先程からの遼二の少々強引で身勝手ともいえる行動により一層腹が立ったのか、
倫周はぷいと横を向いてしまった。
「ふん、、だっ、、、、どうなったって俺は知らないからなっ!」
そんな捨て台詞を残して拗ねた倫周だったが、いつの間にか眠ってしまったのか
気が付いたのは遼二の腕の中だった。
ゆらり、ゆらり、と灯りが漏れ出す不思議な空間。
深い闇に浮かび上がったその光景に倫周は思わず言葉を失った。
肌を掠める気持ちのよいシーツ、ふわふわの掛け布団、大きな羽枕にふと瞳をやれば広い部屋の豪華な卓に
真っ赤な薔薇の花がどっさりと生けられていて・・・・
ふいと隣りを振り返るとそこには裸の胸元をさらけ出して遼二が静かに寝息を立てていた。
なっ・・・・何なんだよ、いったい・・・・・・・
訳が解らずに頭の中は混乱して。
きょろきょろと辺りを見回しながら半ば錯乱しそうになったとき、隣りで眠っていた遼二の瞳が
うっすらと開けられた。
「ん〜、、倫周、、、、、?」
とろけた瞳に何の悪気の無さそうな落ち着き払った態度に倫周は益々訳がわからなくなり、
とっさに遼二を問いただした。
「何だよここ!?おい遼二っ!
ここ、どこだよーっ・・・・・・????
「あー?ここぉー?どこって、、、、?決まってんじゃん、俺のウチだよ。
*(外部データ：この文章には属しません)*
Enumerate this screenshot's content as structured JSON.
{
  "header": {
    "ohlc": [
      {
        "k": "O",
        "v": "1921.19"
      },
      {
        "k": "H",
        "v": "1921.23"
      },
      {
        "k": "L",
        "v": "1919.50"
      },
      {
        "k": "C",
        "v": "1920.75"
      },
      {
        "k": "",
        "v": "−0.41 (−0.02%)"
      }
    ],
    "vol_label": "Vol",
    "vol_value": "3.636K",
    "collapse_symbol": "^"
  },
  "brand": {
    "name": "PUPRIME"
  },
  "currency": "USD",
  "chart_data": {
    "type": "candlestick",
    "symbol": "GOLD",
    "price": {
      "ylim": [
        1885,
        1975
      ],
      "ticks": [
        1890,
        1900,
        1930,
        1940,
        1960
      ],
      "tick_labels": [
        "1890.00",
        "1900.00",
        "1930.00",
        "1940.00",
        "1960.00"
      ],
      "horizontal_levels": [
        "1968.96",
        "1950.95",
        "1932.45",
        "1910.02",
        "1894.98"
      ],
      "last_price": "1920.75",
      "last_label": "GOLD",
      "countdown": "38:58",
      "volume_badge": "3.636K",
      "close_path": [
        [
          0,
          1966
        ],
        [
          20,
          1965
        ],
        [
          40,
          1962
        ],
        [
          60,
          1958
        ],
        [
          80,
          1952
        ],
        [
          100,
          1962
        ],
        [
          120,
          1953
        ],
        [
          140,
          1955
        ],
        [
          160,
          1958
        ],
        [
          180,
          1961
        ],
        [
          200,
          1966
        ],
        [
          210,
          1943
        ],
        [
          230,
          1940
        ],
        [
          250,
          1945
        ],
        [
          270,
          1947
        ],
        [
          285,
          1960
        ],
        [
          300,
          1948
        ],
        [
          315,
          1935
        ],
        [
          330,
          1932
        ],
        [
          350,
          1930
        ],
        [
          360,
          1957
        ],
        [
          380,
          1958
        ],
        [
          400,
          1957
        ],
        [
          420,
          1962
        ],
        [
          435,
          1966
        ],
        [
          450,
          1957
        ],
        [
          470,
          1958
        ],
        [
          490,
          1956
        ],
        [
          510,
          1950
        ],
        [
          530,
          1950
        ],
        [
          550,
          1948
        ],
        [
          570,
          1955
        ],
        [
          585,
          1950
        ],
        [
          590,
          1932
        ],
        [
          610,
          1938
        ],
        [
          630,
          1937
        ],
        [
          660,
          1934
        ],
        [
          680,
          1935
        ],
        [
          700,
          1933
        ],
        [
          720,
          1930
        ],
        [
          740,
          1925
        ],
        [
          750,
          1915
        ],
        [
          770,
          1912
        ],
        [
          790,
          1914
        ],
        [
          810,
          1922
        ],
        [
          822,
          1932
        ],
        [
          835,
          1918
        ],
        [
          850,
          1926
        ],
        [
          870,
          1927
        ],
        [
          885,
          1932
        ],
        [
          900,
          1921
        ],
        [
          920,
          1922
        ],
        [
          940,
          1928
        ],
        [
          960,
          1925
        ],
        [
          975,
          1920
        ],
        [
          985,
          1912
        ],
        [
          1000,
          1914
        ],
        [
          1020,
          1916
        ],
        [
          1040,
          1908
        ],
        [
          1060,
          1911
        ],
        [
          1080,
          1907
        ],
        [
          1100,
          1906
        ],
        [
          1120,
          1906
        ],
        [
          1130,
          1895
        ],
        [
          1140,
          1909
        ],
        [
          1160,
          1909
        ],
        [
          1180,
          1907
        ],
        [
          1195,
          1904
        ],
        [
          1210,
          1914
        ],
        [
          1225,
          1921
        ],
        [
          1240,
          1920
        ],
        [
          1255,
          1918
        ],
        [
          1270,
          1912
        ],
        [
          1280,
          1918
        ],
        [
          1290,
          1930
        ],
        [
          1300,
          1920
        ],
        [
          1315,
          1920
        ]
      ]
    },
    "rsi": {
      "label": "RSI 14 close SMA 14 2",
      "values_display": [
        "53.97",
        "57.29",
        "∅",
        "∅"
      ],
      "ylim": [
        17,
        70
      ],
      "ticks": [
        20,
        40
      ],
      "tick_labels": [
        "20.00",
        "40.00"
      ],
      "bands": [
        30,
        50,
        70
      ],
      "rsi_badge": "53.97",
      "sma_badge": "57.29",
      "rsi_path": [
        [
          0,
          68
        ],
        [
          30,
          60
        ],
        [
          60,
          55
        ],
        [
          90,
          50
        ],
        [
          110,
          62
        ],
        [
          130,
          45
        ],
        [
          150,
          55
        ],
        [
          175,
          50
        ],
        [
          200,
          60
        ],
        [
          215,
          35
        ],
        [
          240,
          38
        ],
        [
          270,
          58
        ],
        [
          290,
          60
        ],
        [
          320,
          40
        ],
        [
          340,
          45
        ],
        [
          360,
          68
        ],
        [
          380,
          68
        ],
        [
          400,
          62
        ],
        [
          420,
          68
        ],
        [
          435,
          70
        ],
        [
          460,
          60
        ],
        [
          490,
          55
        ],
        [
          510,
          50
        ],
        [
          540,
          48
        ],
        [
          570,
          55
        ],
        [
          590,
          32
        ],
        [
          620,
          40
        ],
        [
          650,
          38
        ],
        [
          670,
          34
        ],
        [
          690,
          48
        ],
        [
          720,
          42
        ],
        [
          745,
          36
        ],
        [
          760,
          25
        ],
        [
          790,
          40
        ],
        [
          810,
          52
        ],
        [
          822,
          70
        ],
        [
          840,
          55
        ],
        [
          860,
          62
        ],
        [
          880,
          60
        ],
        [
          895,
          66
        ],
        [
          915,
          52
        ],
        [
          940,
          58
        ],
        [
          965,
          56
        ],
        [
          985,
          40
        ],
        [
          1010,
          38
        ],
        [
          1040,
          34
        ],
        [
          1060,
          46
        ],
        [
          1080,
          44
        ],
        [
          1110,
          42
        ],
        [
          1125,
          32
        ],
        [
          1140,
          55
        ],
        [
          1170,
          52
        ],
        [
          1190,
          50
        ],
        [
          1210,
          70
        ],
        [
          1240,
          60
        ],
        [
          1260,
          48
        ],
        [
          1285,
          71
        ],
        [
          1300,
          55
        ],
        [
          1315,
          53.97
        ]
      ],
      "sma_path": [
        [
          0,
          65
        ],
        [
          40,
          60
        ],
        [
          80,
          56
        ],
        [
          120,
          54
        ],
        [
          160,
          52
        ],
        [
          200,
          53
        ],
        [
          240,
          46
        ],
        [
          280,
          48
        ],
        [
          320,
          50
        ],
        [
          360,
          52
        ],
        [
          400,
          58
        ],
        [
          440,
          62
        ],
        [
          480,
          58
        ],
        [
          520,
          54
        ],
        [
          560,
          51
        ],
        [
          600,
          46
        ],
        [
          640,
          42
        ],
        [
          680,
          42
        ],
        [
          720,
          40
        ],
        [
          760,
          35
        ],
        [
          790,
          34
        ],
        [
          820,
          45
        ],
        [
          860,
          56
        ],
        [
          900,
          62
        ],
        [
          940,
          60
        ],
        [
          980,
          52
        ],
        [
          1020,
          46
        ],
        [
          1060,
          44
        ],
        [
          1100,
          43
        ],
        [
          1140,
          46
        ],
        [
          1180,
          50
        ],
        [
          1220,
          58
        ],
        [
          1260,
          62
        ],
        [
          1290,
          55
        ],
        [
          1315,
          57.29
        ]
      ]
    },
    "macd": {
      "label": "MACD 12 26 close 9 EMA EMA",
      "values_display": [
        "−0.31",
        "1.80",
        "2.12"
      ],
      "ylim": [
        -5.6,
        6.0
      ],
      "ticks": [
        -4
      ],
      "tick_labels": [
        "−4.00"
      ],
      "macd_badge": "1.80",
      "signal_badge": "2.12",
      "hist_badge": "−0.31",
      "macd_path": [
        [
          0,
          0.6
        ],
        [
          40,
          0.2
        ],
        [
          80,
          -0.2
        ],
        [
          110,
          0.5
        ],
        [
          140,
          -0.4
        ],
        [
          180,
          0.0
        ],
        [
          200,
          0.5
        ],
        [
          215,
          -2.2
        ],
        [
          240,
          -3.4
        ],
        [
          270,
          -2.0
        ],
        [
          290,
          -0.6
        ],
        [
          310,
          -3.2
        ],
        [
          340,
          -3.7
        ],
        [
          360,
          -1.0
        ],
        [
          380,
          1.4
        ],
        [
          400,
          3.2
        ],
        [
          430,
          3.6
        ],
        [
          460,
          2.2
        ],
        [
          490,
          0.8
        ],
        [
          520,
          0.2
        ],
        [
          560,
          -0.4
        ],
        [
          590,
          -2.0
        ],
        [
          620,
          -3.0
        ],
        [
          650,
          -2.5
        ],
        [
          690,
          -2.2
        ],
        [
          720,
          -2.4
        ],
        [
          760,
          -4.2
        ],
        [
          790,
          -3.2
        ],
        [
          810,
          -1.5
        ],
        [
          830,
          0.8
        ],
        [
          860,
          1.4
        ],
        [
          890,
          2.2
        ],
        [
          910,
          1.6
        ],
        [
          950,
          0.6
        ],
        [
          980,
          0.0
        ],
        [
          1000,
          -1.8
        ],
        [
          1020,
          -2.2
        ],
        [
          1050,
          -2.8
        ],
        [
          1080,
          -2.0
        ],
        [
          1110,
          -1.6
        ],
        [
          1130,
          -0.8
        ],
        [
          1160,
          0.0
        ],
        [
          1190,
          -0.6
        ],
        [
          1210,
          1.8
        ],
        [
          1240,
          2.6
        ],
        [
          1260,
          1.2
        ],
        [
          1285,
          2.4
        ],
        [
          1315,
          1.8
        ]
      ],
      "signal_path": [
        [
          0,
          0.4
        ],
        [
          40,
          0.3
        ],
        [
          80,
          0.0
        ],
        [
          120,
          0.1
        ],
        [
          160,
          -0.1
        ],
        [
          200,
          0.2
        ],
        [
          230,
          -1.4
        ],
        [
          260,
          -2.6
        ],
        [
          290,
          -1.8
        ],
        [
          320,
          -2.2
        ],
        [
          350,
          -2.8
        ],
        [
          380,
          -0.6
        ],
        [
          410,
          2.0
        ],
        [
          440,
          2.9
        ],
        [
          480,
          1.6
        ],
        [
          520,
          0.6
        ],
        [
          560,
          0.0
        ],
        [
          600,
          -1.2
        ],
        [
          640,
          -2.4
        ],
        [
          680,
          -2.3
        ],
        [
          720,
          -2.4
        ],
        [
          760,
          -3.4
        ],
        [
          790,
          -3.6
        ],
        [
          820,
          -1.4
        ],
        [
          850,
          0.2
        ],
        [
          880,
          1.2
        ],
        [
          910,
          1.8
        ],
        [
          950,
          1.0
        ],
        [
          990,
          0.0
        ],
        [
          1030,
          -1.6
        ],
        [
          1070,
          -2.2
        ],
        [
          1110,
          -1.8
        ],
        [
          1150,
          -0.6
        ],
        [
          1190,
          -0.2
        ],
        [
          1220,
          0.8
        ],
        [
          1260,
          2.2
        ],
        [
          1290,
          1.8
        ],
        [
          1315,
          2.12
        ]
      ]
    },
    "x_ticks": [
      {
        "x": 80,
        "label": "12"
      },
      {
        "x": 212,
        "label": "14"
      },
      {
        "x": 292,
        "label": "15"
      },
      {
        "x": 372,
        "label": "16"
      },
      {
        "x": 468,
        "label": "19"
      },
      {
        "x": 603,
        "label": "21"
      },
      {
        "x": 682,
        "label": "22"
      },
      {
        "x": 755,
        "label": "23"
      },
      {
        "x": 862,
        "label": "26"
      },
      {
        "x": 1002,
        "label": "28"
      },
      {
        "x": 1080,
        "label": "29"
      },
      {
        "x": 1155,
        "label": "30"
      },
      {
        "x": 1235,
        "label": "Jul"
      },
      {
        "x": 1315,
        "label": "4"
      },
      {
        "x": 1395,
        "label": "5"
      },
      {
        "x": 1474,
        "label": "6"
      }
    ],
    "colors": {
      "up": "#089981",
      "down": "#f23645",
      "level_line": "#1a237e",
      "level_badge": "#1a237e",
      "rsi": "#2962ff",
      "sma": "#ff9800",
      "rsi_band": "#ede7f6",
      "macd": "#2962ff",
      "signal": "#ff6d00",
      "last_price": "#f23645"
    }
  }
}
」
「はあーっ!???」
「ああ〜、久し振りによっく寝たあ〜、、、ふあぁぁ、、、、
あそこのベッド狭かったからなあー、、、ちょっと睡眠不足ってーの?やっぱ自分のベッドは最高だぜ!」
「じ・・自分のベッドって・・・・そ、それにっ・・・・何だよっ・・お前その格好っ・・・」
「へ?格好って?」
「だからーっ・・・何でお前裸なのかって訊いてんだよっ!?それに・・・俺まで・・・はだか・・」
「ああ?お前覚えてねえの?さっきココ帰って来てから愛し合ったんじゃん、、、、
お前すっげぇ悶えちゃってさあ〜、こんなイイの初めてとか何とか、とにかくすげぇ燃えてたんだぜ?
マジ覚えてねえわけ?」
「へ・・・?燃えた・・・・・って・・・お、俺・・・・が?
もしかお前とxxxxちゃったとか・・・!?」
「そうだよ〜ん、何?まじ記憶飛んでんの?ああ、、、まあ、お前ちょっと寝ぼけてっぽかったのは
確かだけどよ?あんなに反応じててまさかわかってねえなんて思わないぜ、普通、、、?」
げっ・・・・まじかよ・・・・・俺、こいつと寝ちゃったわけ・・・・・・?
倫周は少々蒼くなったが、と同時に遼二がこんないい家に住んでいるという話を思い出して
慌てて問いただし始めた。
「それにっ・・ココ、お前のウチってほんとかよ!?こんな金持ちなのに何で俺たちのとこにバイトなんか
来たわけ?それも住み込みでなんて・・・・
こんな金あるんだったら何もバイトなんかしなくたっていいじゃん・・・・」
「ああ、そのことね。ちょっと社会勉強して来いって親父がうっせーからよ?
俺の親父貿易会社やってんだ。そんでよ、俺に跡継ぎさせる日の為にー、とか何とか言って
社会を見て来いだとかさ?おっぽり出されてたわけ。で、家帰れねえから住み込みで雇ってくれるとこ
探してたらあそこ見つけたってわけ。」
「貿易会社ーっ・・・・ってことはお前って社長の息子なわけ!??」
「ああ?ああ、、、まあそんなモンだけど、、、、
けどあそこのバイト行ったお陰でお前に巡り会えたんだから結局はよかったってことだよなあ、
へへ、、、そういうわけだからこれからはココで幸せにしてやるよ!
ま、ちっとは仕事も手伝ってもらうかも知れねえけどよ、その分きっちり大切にするからさ?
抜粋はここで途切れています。